Aspect ratio effect on shear modulus and ultimate shear strength of graphene nanoribbons

Abstract

This paper focuses on shear modulus and shear deformation behavior of Graphene Nano Ribbons (GNR) post-wrinkling taking into account size effect. Atomistic modeling of armchair and zigzag GNR were performed at 300°K for GNR with a constant 10nm width and lengths ranging from 2.5nm to 25nm. Results show that ridge formation is oriented at 45 degrees for GNR with an aspect ratio less than one and that the number of ridges is equal to the reciprocal of the aspect ratio, while for aspect ratios higher than one, the ridge formation direction coincides with the diagonal direction of the GNR and only one ridge is formed. Once the diagonal tension reached its ultimate elastic level, three major stress-relaxing phenomena are reported.
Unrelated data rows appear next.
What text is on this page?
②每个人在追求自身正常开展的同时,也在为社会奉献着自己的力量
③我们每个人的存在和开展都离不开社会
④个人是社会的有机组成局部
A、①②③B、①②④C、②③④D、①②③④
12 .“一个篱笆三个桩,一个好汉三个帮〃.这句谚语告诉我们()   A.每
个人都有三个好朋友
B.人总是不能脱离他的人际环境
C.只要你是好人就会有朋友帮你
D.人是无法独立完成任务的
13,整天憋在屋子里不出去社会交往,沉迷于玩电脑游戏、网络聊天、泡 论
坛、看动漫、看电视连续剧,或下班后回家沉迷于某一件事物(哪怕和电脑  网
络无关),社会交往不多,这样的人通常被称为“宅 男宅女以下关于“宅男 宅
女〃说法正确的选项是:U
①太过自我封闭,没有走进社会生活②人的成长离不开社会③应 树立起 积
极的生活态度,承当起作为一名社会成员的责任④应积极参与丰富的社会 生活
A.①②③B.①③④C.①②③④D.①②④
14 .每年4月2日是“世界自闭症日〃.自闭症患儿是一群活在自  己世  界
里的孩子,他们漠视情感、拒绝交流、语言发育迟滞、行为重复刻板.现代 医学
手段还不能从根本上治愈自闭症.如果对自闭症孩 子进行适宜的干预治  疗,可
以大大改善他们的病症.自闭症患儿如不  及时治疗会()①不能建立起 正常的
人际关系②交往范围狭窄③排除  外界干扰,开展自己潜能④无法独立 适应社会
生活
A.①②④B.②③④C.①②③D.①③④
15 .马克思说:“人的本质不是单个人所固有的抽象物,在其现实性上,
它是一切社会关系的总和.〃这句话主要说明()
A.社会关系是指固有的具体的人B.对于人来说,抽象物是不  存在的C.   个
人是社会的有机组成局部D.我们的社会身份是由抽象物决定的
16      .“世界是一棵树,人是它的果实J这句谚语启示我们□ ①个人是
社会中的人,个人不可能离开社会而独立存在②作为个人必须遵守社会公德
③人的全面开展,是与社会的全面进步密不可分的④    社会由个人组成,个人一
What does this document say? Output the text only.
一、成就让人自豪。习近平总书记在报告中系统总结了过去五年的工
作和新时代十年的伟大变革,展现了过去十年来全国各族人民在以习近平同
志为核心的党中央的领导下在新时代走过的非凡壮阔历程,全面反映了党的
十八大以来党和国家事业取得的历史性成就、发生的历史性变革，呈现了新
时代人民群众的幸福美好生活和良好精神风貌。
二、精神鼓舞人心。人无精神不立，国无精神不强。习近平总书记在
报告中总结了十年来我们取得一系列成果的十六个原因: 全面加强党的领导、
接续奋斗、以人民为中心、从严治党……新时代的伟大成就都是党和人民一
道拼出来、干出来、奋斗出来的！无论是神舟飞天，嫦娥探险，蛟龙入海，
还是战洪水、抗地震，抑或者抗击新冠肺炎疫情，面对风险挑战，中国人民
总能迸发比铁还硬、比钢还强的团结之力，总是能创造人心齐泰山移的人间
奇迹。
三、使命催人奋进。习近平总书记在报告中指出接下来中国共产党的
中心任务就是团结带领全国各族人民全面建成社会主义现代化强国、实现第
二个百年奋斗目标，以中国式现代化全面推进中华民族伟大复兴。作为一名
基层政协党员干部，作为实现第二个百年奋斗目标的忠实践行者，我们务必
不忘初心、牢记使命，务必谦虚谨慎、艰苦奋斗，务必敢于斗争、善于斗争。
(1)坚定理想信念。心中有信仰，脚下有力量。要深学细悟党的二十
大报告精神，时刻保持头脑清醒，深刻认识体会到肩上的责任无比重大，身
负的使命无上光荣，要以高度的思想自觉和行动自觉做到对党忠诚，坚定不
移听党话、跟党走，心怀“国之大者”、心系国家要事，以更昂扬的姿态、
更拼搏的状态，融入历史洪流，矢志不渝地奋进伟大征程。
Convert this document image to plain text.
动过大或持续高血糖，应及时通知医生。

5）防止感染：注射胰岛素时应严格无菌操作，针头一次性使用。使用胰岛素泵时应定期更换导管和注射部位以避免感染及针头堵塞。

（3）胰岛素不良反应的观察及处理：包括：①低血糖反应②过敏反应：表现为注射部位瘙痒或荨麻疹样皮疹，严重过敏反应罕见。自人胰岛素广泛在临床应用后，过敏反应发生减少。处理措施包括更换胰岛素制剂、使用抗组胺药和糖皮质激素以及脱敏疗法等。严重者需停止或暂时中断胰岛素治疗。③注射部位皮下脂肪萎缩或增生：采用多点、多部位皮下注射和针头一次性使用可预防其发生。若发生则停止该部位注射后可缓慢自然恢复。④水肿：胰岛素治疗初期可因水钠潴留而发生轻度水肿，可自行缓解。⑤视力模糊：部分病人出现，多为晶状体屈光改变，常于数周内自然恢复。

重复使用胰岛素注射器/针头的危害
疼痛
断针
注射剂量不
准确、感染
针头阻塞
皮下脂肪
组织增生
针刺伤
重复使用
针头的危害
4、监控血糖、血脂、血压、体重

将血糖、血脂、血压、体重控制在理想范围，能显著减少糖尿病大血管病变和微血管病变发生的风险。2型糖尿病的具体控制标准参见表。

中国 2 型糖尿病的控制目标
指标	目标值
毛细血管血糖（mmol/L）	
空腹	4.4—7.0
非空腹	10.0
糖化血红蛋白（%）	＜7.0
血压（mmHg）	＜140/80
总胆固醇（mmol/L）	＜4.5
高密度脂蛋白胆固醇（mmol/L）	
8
Results show that the average slope of the stress-strain curve beyond the ultimate elastic stress decreases with increasing GNR length. Moreover, the slope of the shear stress-strain curve in that region is always greater in armchair GNR than in Zigzag GNR. GNR can sustain very high plastic shear strains beyond 400% before failure for wide GNR. It is observed that the shear modulus is inversely proportional to the aspect ratio of the GNR.